向拝(こうはい・ごはい)とは、神社建築や寺院建築において、本殿・拝殿の正面中央部から外側に張り出した庇(ひさし)状の構造物を指します。参拝者が雨や日差しを避けながら礼拝できる空間として機能するとともに、建物正面の格式と威厳を高める重要な意匠要素でもあります。
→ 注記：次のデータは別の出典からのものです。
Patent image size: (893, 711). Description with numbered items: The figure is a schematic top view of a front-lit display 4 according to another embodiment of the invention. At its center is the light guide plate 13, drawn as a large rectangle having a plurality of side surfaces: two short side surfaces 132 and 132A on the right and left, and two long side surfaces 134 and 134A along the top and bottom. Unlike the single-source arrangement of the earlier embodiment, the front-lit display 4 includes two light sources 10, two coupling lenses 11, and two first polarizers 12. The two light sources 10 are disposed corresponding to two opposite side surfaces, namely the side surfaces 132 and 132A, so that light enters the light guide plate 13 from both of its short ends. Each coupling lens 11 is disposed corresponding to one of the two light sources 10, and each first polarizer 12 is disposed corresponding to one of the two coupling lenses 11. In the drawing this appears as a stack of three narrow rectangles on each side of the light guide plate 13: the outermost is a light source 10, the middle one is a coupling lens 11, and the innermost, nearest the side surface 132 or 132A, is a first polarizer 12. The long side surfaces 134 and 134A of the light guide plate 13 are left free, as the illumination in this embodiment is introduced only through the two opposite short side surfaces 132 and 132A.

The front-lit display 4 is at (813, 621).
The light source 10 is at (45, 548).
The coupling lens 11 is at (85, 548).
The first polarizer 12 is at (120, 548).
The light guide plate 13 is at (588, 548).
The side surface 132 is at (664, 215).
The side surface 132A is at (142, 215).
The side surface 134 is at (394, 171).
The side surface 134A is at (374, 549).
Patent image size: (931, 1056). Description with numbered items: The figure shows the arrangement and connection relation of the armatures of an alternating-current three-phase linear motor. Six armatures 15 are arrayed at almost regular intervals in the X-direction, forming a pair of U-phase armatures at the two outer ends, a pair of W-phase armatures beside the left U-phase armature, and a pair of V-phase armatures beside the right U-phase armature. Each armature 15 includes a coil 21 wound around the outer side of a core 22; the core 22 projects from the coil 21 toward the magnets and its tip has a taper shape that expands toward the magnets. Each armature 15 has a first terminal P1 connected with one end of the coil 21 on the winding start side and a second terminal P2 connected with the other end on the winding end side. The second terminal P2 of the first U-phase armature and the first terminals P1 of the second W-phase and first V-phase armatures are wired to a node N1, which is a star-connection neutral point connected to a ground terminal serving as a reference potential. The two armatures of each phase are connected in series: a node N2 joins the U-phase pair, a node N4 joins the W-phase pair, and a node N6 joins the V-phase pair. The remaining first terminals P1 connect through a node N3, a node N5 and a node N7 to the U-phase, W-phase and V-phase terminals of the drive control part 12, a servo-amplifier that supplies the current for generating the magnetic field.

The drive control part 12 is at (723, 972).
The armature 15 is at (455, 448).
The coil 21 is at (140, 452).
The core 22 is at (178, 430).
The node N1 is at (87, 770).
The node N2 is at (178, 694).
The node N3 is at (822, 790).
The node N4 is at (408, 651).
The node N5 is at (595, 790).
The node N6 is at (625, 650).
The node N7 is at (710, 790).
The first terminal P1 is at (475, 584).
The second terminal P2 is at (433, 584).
向拝は単独の屋根をもち、社殿本体の屋根とは段違いに設けられるのが一般的です。向拝の柱は「向拝柱(こうはいばしら)」と呼ばれ、その柱頭部分には精緻な彫刻・組物(斗栱)が施されることが多く、建築の見どころのひとつになっています。
向拝に関する主なポイントは次のとおりです。
- 機能:参拝者の礼拝空間・雨よけ・日よけ
- 位置:本殿・拝殿の正面中央部に突出して設けられる
- 装飾:向拝柱・虹梁・蟇股(かえるまた)などに精緻な彫刻が多い
- 格式:向拝の有無や規模が社殿の格式を示す指標になる
代表的な神社建築様式(流造・春日造・八幡造など)の多くに向拝が設けられており、日本建築史において欠かせない構成要素です。重要文化財や国宝に指定された社殿の向拝は、当時の技術・美意識を伝える貴重な遺構として研究・保護されています。
使い方・例文
神社を参拝する際に正面の屋根が一段張り出した部分が向拝で、「向拝で手を合わせる」「向拝柱の龍の彫刻が見事」のように使われます。